Cut Teachers a Break

It is the issue which won't go away; indeed, we have here spoken of it several times ourselves. We are talking about, again, the way in which we measure teacher performance.

There was a while back a voluntary survey conducted by the Detroit Free Press which has concluded that 30%, or just about 1 in 3, Michigan teachers have felt pressure to cheat. A few have even admitted altering grades.

No one condones cheating. Yet that does not mean that we ought not have a certain sympathy for those of us caught in difficult, if not dire, situations. This is specially true when the rational argument can be made that they are being judged under circumstances over which they have little, if any, control. Educators have little control over who ends up in their classrooms. They have even less say, if any at all, in the home and personal lives of their students.

Claiming that a good teacher can teach anybody is nothing more than a flippancy. It simply ignores reality. Not everyone can learn nor is everyone willing to learn, and such obstacles are not easily overcome. Pressuring teachers, who have their particular lives and pressures to worry over, is bound to invite bending rules among the less stout of heart. Yet with our insistence on finding or developing some sort of almost scientific manner upon which to grade our instructors, methods which basically ignore the obviously non-scientific factors listed here and elsewhere, there seems no leeway except to call teachers on the carpet over matters they cannot affect. That is simply absurd.

There seems two ways ultimately to approach the problem. One is to back off the teachers who work in the tougher areas which will, no offense intended but said only to reflect reality, produce a talent pool of lower ability. The other, and this will seem ironic, reduce the amount of public support for education. Yes, we mean cut funding. Even further, perhaps, than it has been. Those who can learn will learn with less cash being spent on them. Those who can't or won't learn won't be helped either way.

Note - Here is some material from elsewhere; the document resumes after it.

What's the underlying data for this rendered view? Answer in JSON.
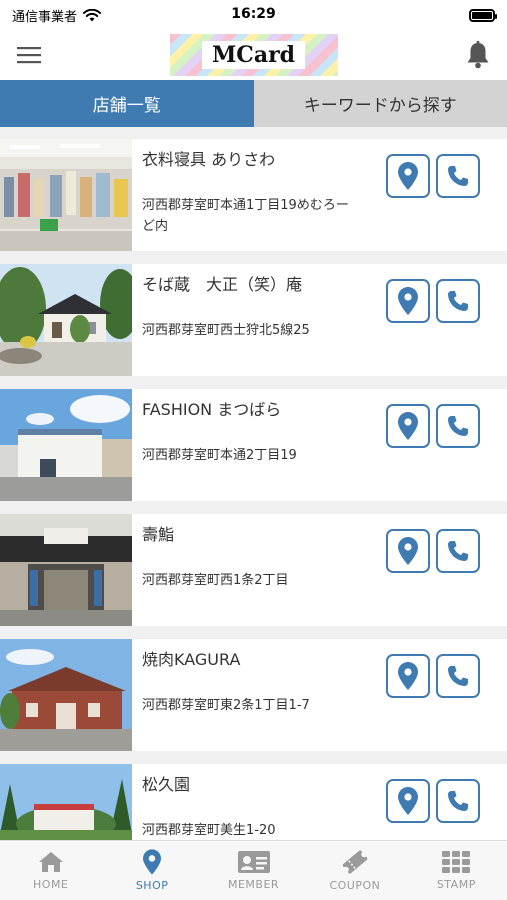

But the trouble with each approach lies in that fact that conservatives, rightly enough, so far as it goes, want an idea about return on investment. They want to measure, as quantifiably as they can, whether the money spent is well spent. This ignores that there are areas where the ROI simply isn't going to be good no matter what. Liberals, being liberal, simply want to throw more money at the schools. They forget that continuing to do what doesn't work will not make it work, and the amount of money spent means nothing in that light.

Neither of these ideas will come to life. And the only ones who will be hurt in the meantime are the ones caught in the middle of the game: the teachers.